25 August 2015

Pollution: Auckland Waterfront v. Mobil

Mobil Oil has been ordered to bear the ten million dollar cost of remediating contaminated land in the Wynyard Quarter on Auckland’s waterfront.
The Court of Appeal overturned an earlier High Court ruling which had put the cost on Auckland’s ratepayers.  At issue was the effect of a 1985 lease agreement covering Mobil’s bulk oil storage facilities on the waterfront.  Predecessor companies in the Mobil group had been leasing the site since 1925.  Mobil left in 2011. Auckland Waterfront Development Agency owns the land.  Mobil and the Agency agreed it would cost ten million dollars to decontaminate the site.  They could not agree on who should pay.  It was acknowledged that the land had become so contaminated from oil spills that by the 1970s complete remediation was required.  Mobil said a “clean and tidy” clause in its 1985 lease required remediation of the land surface only; it did not have to clear up contaminants which had seeped into the sub-surface.

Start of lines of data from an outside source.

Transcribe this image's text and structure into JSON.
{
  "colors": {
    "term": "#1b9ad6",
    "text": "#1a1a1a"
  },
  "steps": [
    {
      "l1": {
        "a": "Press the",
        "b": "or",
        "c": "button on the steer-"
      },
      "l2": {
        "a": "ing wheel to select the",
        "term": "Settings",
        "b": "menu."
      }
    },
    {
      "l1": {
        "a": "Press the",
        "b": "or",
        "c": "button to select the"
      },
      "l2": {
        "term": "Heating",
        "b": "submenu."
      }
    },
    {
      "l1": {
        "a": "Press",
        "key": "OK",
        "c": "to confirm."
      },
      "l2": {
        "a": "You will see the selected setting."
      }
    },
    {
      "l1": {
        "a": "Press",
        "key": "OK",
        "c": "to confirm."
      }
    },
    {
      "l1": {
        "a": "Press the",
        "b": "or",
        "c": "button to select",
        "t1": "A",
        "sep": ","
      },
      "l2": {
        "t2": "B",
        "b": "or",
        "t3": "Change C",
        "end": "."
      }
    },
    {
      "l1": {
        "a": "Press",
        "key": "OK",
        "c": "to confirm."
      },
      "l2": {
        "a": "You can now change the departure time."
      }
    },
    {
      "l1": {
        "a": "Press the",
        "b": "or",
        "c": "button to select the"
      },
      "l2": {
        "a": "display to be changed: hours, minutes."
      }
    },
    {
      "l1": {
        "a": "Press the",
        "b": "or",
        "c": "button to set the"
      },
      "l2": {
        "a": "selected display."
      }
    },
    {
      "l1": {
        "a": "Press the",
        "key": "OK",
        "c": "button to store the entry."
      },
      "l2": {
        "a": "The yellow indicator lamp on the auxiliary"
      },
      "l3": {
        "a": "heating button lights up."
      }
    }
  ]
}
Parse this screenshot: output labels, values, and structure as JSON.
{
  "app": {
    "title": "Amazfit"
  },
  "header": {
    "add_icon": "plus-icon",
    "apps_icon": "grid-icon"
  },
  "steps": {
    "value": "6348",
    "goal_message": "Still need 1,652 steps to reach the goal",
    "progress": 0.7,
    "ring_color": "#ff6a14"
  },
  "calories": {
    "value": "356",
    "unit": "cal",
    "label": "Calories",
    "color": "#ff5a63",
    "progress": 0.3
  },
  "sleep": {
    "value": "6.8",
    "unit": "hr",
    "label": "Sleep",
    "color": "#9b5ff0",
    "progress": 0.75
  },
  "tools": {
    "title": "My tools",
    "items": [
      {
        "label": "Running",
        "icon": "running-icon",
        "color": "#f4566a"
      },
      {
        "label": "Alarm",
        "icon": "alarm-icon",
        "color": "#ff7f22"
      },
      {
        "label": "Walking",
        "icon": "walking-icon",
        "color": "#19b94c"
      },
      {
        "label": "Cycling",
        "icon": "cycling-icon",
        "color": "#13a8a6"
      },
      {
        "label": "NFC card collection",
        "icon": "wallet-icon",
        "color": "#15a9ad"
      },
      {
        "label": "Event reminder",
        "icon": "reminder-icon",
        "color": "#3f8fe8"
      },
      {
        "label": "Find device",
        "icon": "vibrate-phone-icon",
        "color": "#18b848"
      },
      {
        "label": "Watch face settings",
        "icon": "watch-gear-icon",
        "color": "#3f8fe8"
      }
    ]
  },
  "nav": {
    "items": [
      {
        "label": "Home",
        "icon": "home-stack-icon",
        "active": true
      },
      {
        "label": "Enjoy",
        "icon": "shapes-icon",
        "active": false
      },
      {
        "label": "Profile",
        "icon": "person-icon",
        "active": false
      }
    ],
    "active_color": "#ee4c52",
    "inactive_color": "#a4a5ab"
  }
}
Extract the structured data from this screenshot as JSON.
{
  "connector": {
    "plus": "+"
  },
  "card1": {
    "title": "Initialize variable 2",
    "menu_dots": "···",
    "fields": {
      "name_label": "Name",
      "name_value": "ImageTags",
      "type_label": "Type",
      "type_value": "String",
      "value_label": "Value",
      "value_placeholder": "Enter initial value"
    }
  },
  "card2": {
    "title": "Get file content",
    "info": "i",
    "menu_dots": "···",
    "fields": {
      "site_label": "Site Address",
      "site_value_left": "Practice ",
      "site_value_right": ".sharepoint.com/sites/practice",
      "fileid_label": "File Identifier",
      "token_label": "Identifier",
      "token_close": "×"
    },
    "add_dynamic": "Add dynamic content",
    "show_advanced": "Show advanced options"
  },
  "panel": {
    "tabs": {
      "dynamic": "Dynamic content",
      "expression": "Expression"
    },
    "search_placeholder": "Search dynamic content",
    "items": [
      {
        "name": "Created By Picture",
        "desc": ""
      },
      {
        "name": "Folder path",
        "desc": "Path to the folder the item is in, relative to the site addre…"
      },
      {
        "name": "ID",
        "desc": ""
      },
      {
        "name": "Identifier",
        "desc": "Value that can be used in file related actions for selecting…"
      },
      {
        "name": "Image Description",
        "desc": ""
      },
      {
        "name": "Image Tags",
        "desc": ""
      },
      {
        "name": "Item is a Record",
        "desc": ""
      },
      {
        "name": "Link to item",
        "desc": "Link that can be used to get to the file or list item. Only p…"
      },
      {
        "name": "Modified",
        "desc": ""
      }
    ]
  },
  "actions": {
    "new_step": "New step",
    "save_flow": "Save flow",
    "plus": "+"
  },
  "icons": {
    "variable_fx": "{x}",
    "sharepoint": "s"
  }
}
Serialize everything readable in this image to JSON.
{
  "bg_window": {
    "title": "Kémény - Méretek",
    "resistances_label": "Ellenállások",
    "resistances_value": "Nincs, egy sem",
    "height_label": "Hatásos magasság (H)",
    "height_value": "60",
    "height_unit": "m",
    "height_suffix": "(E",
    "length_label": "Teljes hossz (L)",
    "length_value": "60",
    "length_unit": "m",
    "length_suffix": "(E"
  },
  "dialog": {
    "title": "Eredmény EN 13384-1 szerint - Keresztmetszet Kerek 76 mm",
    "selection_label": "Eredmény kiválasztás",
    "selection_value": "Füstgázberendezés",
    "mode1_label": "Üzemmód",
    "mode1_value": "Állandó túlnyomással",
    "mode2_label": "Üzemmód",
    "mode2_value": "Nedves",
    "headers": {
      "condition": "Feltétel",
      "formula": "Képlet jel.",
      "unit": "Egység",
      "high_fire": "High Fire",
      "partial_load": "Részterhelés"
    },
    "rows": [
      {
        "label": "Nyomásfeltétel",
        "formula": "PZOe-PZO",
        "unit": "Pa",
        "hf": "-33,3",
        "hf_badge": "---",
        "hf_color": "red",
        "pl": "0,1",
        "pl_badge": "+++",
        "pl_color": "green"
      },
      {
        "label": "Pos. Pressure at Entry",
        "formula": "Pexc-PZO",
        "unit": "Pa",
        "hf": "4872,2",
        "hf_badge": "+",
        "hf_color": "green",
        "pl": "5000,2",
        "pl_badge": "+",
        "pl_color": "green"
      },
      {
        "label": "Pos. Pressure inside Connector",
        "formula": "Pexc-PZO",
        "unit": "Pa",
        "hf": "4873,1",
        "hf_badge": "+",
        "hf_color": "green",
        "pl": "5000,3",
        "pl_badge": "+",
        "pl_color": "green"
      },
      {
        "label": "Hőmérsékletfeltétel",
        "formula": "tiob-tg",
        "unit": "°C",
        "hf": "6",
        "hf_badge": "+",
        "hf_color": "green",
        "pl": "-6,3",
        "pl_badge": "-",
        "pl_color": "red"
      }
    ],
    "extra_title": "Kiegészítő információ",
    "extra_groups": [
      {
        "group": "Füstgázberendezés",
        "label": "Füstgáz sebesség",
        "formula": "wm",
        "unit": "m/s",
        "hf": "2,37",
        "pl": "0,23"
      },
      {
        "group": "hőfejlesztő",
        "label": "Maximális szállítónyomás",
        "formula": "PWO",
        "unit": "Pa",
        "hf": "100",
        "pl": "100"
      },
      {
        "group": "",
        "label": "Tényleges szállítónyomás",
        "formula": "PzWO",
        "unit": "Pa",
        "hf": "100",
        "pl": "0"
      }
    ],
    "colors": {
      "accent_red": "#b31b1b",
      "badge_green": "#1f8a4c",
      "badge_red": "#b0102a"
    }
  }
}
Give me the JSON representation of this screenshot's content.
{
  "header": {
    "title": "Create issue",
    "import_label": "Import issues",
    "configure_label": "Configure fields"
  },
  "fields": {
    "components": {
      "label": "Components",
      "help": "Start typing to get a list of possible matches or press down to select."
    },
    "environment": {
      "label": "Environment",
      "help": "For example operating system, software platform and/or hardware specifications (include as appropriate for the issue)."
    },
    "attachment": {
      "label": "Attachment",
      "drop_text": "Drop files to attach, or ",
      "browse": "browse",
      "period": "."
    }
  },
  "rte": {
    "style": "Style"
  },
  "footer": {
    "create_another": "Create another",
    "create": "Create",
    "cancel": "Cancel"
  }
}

The Court of Appeal went back to prior leases for the site in place since 1925 to identify liability for ground contamination.  It said the pre-1985 leases did not allow spillage as a necessary incidence of storing bulk oil.  At the time of signing the 1985 lease, Mobil was presumed to be aware of its potential liability for contamination from prior spillages.  This liability was to be read on into the 1985 lease, the Court said.  Land law assumes rights of possession to an area of land extend from the sky above to the centre of the earth.  Mobil was leasing not just the land surface, but also the sub-surface below.  Mobil’s bulk oil facilities required building foundations into and running pipelines through this sub-surface.  Having a right to use the sub-surface meant Mobil was liable under the “clean and tidy” clause to remediate not only the surface but also to remove contaminants which had seeped from the surface into the sub-surface.